À l'approche de l'élection présidentielle de 2027, le Rassemblement national (RN) se retrouve en quête pressante d'un soutien financier. Malgré les sondages encourageants qui placent ses leaders parmi les favoris, le parti n'a pas réussi à convaincre les banques françaises de lui accorder les prêts nécessaires pour sa campagne. Kevin Pfeffer, trésorier du RN, a récemment affirmé que malgré des démarches multiples, plusieurs établissements ont opposé des refus catégoriques, comme la Société générale et La Banque postale, qui ont décidé de ne plus financer des projets politiques.

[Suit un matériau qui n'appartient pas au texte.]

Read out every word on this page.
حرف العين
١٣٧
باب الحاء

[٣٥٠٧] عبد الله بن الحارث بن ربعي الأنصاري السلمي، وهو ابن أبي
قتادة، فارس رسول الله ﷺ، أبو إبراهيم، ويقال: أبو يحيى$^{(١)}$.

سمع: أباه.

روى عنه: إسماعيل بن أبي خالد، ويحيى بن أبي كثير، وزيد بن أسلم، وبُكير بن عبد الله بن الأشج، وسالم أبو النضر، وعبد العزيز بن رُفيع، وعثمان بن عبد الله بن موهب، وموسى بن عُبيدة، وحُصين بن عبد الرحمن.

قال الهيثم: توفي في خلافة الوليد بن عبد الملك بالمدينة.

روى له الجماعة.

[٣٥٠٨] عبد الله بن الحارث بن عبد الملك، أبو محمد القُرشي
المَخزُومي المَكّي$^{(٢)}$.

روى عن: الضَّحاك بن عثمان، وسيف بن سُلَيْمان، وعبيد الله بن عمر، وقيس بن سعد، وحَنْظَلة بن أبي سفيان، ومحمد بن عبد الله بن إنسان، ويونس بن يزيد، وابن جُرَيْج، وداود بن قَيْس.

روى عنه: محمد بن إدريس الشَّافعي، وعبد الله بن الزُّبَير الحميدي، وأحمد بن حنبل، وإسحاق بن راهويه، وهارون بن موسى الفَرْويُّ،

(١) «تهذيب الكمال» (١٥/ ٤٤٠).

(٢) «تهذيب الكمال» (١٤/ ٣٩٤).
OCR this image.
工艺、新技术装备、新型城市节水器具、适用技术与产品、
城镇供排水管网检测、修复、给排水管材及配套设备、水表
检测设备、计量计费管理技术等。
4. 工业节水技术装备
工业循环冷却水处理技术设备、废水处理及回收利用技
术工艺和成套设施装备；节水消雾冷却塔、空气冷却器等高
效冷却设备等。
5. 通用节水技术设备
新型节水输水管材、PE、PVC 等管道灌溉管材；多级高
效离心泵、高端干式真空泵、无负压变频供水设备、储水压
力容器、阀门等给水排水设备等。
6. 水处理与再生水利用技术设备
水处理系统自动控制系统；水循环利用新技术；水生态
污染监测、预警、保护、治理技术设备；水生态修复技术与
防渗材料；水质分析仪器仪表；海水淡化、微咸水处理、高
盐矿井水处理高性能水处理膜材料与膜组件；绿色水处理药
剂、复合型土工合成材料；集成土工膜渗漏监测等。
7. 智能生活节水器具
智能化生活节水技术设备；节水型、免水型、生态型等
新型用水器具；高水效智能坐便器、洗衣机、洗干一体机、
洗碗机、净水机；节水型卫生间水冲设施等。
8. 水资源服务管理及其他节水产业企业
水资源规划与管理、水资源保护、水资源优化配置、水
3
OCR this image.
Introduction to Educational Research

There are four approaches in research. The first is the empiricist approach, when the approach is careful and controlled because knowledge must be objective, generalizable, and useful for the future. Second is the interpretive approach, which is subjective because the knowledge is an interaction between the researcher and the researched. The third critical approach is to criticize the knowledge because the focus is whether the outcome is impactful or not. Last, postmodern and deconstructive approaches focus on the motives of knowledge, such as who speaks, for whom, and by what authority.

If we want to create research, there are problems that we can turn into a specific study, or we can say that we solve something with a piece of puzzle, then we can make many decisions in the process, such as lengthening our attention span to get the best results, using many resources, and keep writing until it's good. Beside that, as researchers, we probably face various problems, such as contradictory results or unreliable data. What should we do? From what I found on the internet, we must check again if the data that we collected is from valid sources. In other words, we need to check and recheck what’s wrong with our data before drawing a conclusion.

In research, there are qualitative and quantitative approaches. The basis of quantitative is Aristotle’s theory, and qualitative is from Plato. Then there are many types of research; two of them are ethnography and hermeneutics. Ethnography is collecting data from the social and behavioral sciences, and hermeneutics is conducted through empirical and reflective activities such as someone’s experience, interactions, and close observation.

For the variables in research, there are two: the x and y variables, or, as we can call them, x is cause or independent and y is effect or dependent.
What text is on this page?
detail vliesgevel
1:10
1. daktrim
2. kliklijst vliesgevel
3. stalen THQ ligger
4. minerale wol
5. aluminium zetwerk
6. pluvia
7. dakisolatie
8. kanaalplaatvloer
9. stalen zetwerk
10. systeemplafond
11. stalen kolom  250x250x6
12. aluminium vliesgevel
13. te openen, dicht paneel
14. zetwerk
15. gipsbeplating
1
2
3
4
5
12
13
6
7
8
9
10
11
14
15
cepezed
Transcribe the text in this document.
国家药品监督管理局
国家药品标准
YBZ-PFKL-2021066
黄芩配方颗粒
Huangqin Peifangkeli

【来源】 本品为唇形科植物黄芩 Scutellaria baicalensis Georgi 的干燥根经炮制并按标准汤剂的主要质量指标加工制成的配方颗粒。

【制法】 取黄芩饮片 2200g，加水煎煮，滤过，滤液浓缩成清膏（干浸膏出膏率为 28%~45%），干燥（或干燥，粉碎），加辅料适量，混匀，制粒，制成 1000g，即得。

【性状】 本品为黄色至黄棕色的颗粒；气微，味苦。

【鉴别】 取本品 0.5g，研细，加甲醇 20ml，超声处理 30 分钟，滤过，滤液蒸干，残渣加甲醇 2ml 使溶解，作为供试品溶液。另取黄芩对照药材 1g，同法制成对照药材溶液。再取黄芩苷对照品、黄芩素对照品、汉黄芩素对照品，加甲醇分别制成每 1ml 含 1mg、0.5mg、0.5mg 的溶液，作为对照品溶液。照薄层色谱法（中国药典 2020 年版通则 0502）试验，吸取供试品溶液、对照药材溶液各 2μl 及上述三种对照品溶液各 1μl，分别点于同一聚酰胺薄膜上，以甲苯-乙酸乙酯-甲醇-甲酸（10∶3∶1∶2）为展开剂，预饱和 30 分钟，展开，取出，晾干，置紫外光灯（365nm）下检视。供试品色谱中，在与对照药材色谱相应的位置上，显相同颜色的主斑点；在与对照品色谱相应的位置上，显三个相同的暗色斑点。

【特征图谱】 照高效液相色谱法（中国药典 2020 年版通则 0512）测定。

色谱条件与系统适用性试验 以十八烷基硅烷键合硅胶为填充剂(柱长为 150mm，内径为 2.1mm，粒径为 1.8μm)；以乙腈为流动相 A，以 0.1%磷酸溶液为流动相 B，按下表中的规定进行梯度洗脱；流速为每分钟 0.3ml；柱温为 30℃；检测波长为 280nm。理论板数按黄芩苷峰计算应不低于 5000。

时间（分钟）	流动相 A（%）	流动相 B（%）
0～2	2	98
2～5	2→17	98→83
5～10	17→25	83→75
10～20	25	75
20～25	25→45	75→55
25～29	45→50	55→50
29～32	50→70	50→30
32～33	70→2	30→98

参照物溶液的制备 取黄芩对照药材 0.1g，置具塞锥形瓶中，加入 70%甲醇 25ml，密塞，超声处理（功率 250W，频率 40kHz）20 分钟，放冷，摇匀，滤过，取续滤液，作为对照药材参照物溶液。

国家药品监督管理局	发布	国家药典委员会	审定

« J'ai toujours dit que ce serait compliqué auprès des banques françaises, qui ne jouent plus le jeu de la démocratie », a déclaré Pfeffer, soulignant la nécessité pour le RN de rechercher des alternatives à l'intérieur et à l'extérieur du pays. En effet, pour ce scrutin crucial, le RN doit obtenir un prêt d'environ 10,7 millions d'euros, correspondant à la somme maximale remboursable par l'État pour les candidats qualifiés au second tour. Un défi d'autant plus crucial alors que, selon des sondages récents rapportés par Franceinfo, Marine Le Pen ou Jordan Bardella sont souvent au-dessus de 30 % des intentions de vote au premier tour.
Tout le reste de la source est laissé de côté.